Oh really? Australia, 1862:

[http://trove.nla.gov.au/ndp/del/article/115763711?searchTerm...](http://trove.nla.gov.au/ndp/del/article/115763711?searchTerm=No%20irish&searchLimits=l-australian=y)

------
bane
Here's what the signs look like for those interested, most appear to be from
London.

[https://encrypted.google.com/search?q=%22no+irish%22+window+...](https://encrypted.google.com/search?q=%22no+irish%22+window+sign&hl=en&source=lnms&tbm=isch&sa=X&ved=0CAcQ_AUoAWoVChMIlO-
ynJeIxwIVQRo-Ch11AAx4&biw=1680&bih=965)

Here's a reddit thread on the issue

[https://np.reddit.com/r/badhistory/comments/3erkxv/nina_no_i...](https://np.reddit.com/r/badhistory/comments/3erkxv/nina_no_irish_need_apply_emeritus_professor/?sort=confidence)

------
kjs3
I've met a certain subculture of racists who like to point to articles like
this and say things like "well since there were never NINA signs,
discrimination against blacks couldn't have been as bad as it was". Reading
Jensen you can see how he's a kindred spirit of such people.
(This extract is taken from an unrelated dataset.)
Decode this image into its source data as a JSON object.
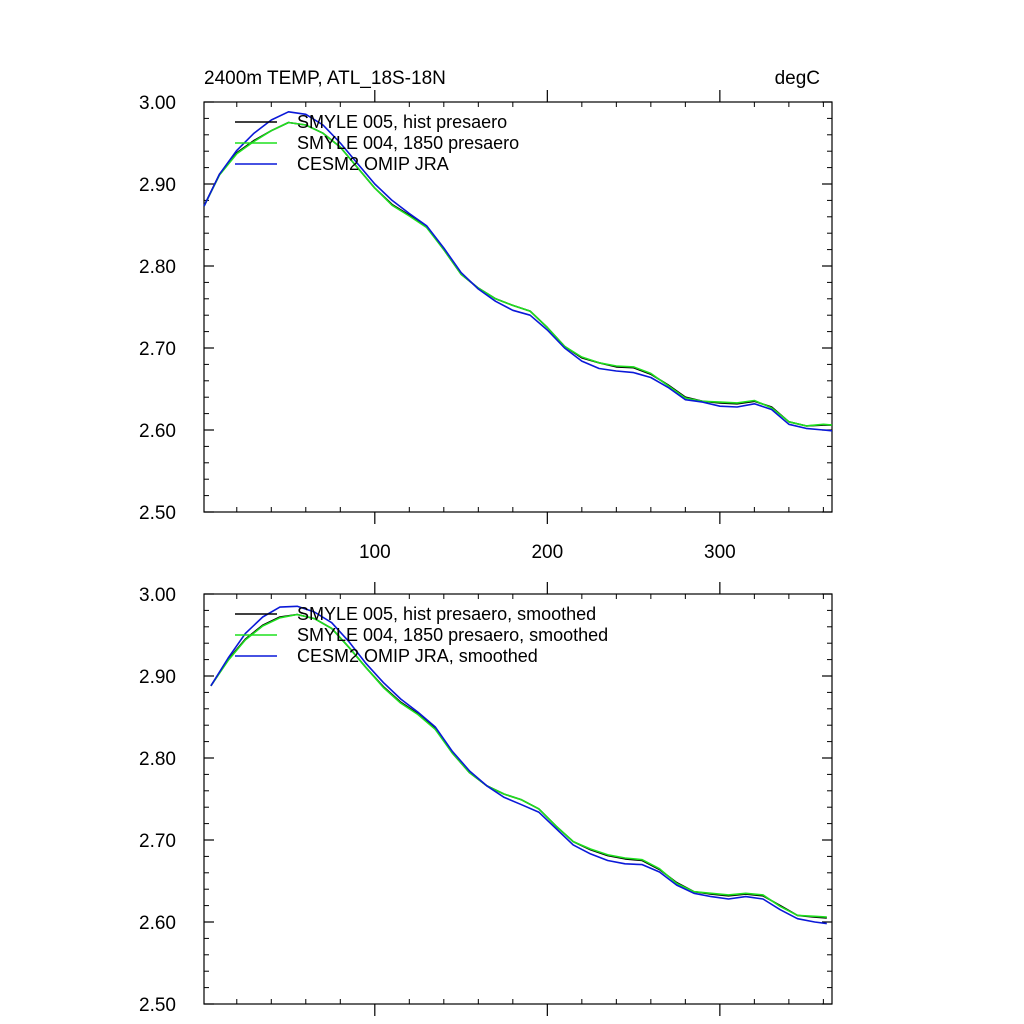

It's apparent he
started out with "I think the Irish were lazy, violent and anti-American who
need victim-hood to maintain their identity" and set to work to prove it.

------
bruceb
The myth of bad treatment of returning Vietnam vets is something you see in
the movies but apparently didn't really happen much:
[http://www.slate.com/articles/news_and_politics/press_box/20...](http://www.slate.com/articles/news_and_politics/press_box/2007/01/newsweek_throws_the_spitter.html)